2 Prostate pathologies covered in this lecture: BPH and Prostate adenocarcinoma
• Malignant epithelial prostate tumour
• MOST COMMON malignant tumour in MEN (25% of all male cancers)
• Arises from prostatic intraepithelial neoplasia
• Identified mutations include PTEN, AMACR, GST-pi and p27
• Usually asymptomatic
• Diagnosed by biopsy following DRE or raised PSA
• May have lower urinary tract symptoms (less likely than in BPH because the tumours tend to lie in the periphery of the gland)
• Rarely may present with metastatic disease (e.g. pathological fracture)
• Gleason score is the most powerful prognostic indicator
What are the types of testicular tumour?
Non-Germ cell (less common)
- Lymphoma (malignant)
- Sertoli Cell Tumour (usually benign)
- Leydig Cell Tumours (usually benign( (may present as pre-pubertal)

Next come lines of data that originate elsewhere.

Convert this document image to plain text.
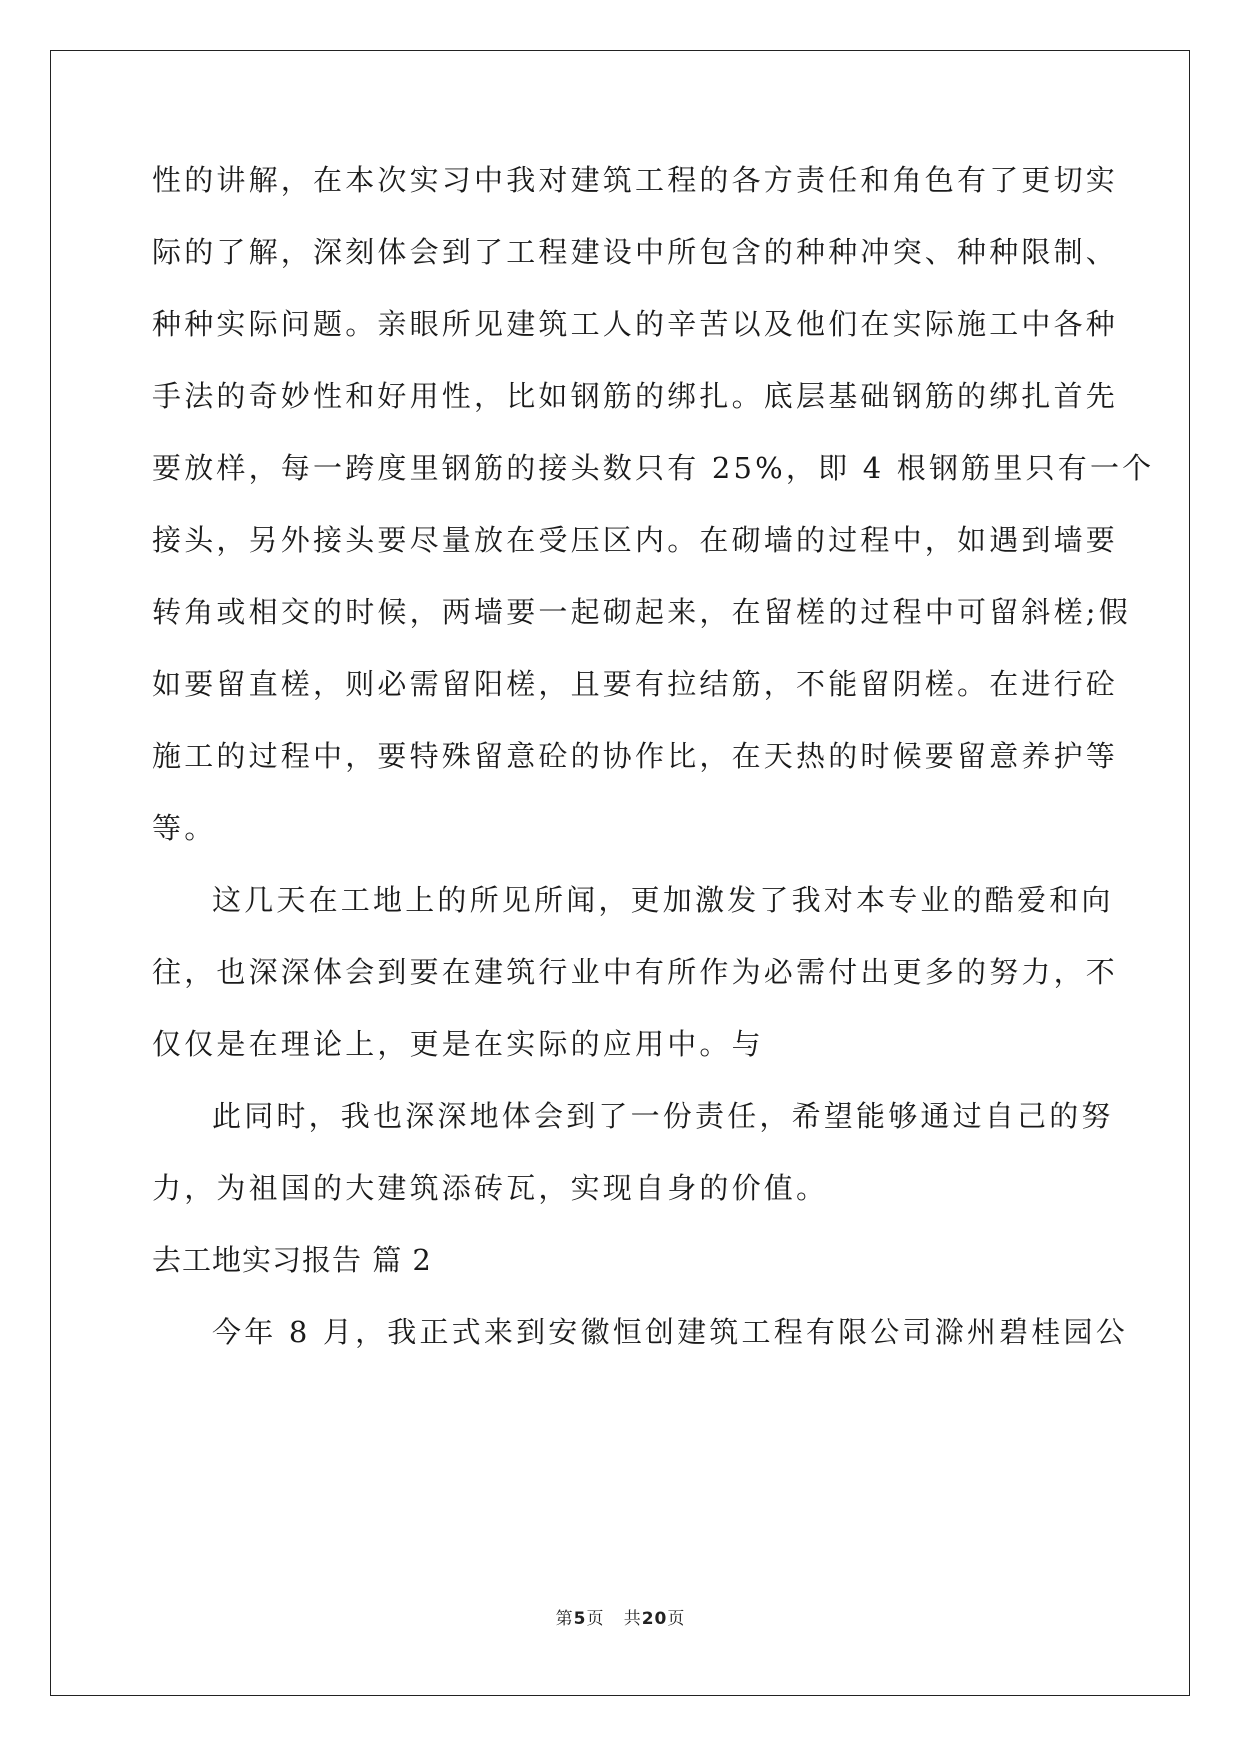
性的讲解，在本次实习中我对建筑工程的各方责任和角色有了更切实
际的了解，深刻体会到了工程建设中所包含的种种冲突、种种限制、
种种实际问题。亲眼所见建筑工人的辛苦以及他们在实际施工中各种
手法的奇妙性和好用性，比如钢筋的绑扎。底层基础钢筋的绑扎首先
要放样，每一跨度里钢筋的接头数只有 25%，即 4 根钢筋里只有一个
接头，另外接头要尽量放在受压区内。在砌墙的过程中，如遇到墙要
转角或相交的时候，两墙要一起砌起来，在留槎的过程中可留斜槎;假
如要留直槎，则必需留阳槎，且要有拉结筋，不能留阴槎。在进行砼
施工的过程中，要特殊留意砼的协作比，在天热的时候要留意养护等
等。
这几天在工地上的所见所闻，更加激发了我对本专业的酷爱和向
往，也深深体会到要在建筑行业中有所作为必需付出更多的努力，不
仅仅是在理论上，更是在实际的应用中。与
此同时，我也深深地体会到了一份责任，希望能够通过自己的努
力，为祖国的大建筑添砖瓦，实现自身的价值。
去工地实习报告 篇 2
今年 8 月，我正式来到安徽恒创建筑工程有限公司滁州碧桂园公
第5页 共20页
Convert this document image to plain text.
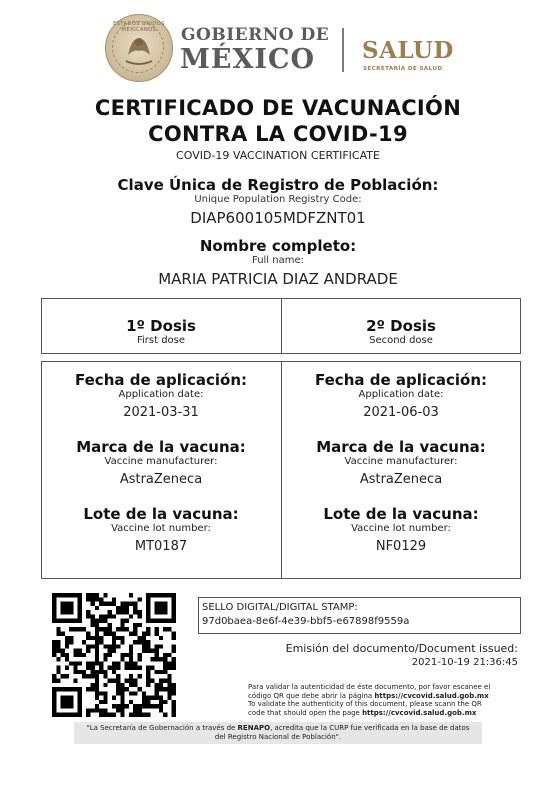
ESTADOS UNIDOS MEXICANOS	GOBIERNO DE
MÉXICO SALUD
SECRETARÍA DE SALUD
CERTIFICADO DE VACUNACIÓN
CONTRA LA COVID-19
COVID-19 VACCINATION CERTIFICATE
Clave Única de Registro de Población:
Unique Population Registry Code:
DIAP600105MDFZNT01
Nombre completo:
Full name:
MARIA PATRICIA DIAZ ANDRADE
1º Dosis
First dose
2º Dosis
Second dose
Fecha de aplicación:
Application date:
2021-03-31
Marca de la vacuna:
Vaccine manufacturer:
AstraZeneca
Lote de la vacuna:
Vaccine lot number:
MT0187
Fecha de aplicación:
Application date:
2021-06-03
Marca de la vacuna:
Vaccine manufacturer:
AstraZeneca
Lote de la vacuna:
Vaccine lot number:
NF0129
SELLO DIGITAL/DIGITAL STAMP:
97d0baea-8e6f-4e39-bbf5-e67898f9559a
Emisión del documento/Document issued:
2021-10-19 21:36:45
Para validar la autenticidad de éste documento, por favor escanee el
código QR que debe abrir la página https://cvcovid.salud.gob.mx
To validate the authenticity of this document, please scann the QR
code that should open the page https://cvcovid.salud.gob.mx
"La Secretaría de Gobernación a través de RENAPO, acredita que la CURP fue verificada en la base de datos
del Registro Nacional de Población".
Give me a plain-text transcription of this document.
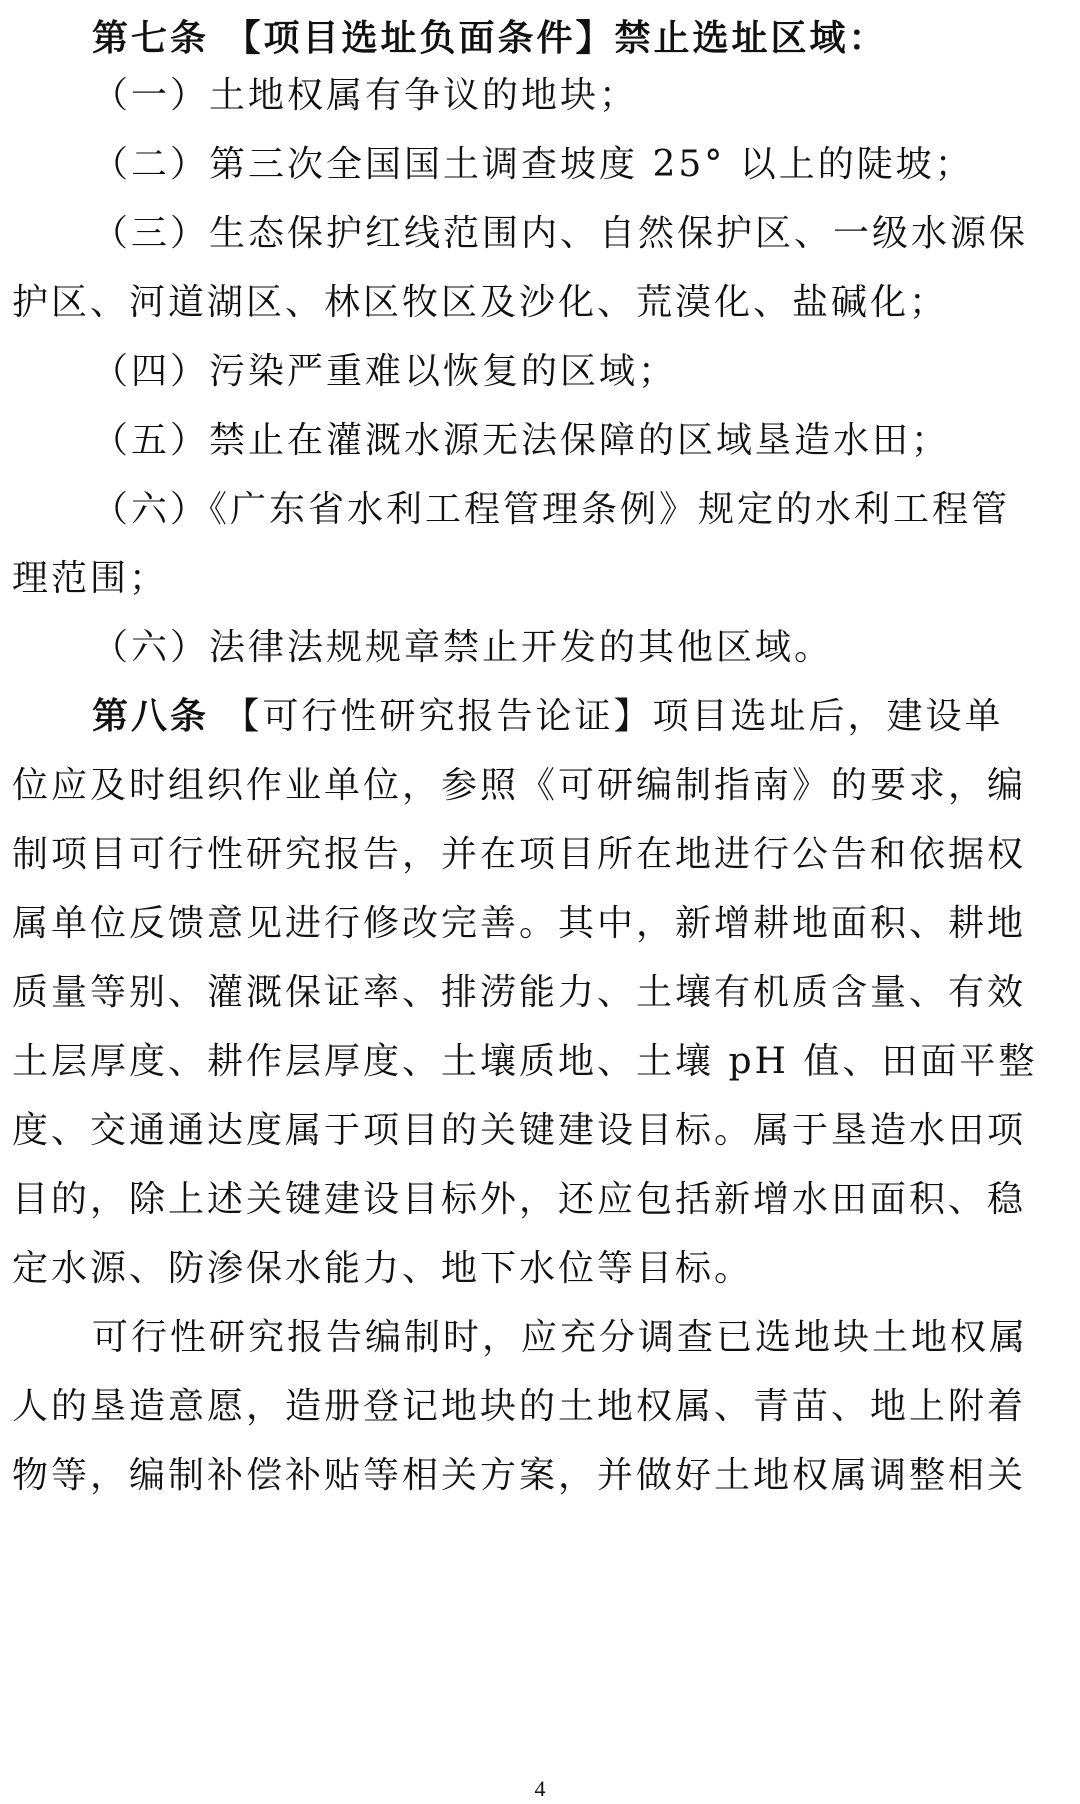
第七条 【项目选址负面条件】禁止选址区域：
（一）土地权属有争议的地块；
（二）第三次全国国土调查坡度 25° 以上的陡坡；
（三）生态保护红线范围内、自然保护区、一级水源保
护区、河道湖区、林区牧区及沙化、荒漠化、盐碱化；
（四）污染严重难以恢复的区域；
（五）禁止在灌溉水源无法保障的区域垦造水田；
（六）《广东省水利工程管理条例》规定的水利工程管
理范围；
（六）法律法规规章禁止开发的其他区域。
第八条 【可行性研究报告论证】项目选址后，建设单
位应及时组织作业单位，参照《可研编制指南》的要求，编
制项目可行性研究报告，并在项目所在地进行公告和依据权
属单位反馈意见进行修改完善。其中，新增耕地面积、耕地
质量等别、灌溉保证率、排涝能力、土壤有机质含量、有效
土层厚度、耕作层厚度、土壤质地、土壤 pH 值、田面平整
度、交通通达度属于项目的关键建设目标。属于垦造水田项
目的，除上述关键建设目标外，还应包括新增水田面积、稳
定水源、防渗保水能力、地下水位等目标。
可行性研究报告编制时，应充分调查已选地块土地权属
人的垦造意愿，造册登记地块的土地权属、青苗、地上附着
物等，编制补偿补贴等相关方案，并做好土地权属调整相关
4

Germ Cell (90%) Tumours of the testis arising from germ cells (cells that give rise to gametes). Typically arise in men 20-45 years
Risk Factors: Undescended testes & LBW
Present as painless testicular lumps. 10% will cause symptoms of metastases: Back pain (due to spread to para-aortic nodes) & Cough/ Dyspnoea
5 Histological types.
Treatment: Testicular germ cell tumours are highly sensitive to platinum-based chemotherapy regimes
EXCELLENT prognosis - 98% 5-year survival
5 subtypes of testicular GC tumour
- Seminoma (clear cells with quite a prominent lymphocytic infiltrate) (MOST COMMON)
- Yolk Sac (Smaller cells, Lace-like pattern, there are some pink inclusions)
- Embryonal carcinoma (very high grade, prominent nucleoli)
- Post-pubertal teratoma (this tumour is trying to produce a variety of tissues (e.g. keratin, cartilage, glands) it is malignant- unlike ovarian teratoma). Each counterpart can also become malignant in its own right - malignancy squared
- Choriocarcinoma
Made up of 2 cells: Cytotrophoblasts (clear looking cells)
and Syncytiotrophoblasts (multinucleated cells)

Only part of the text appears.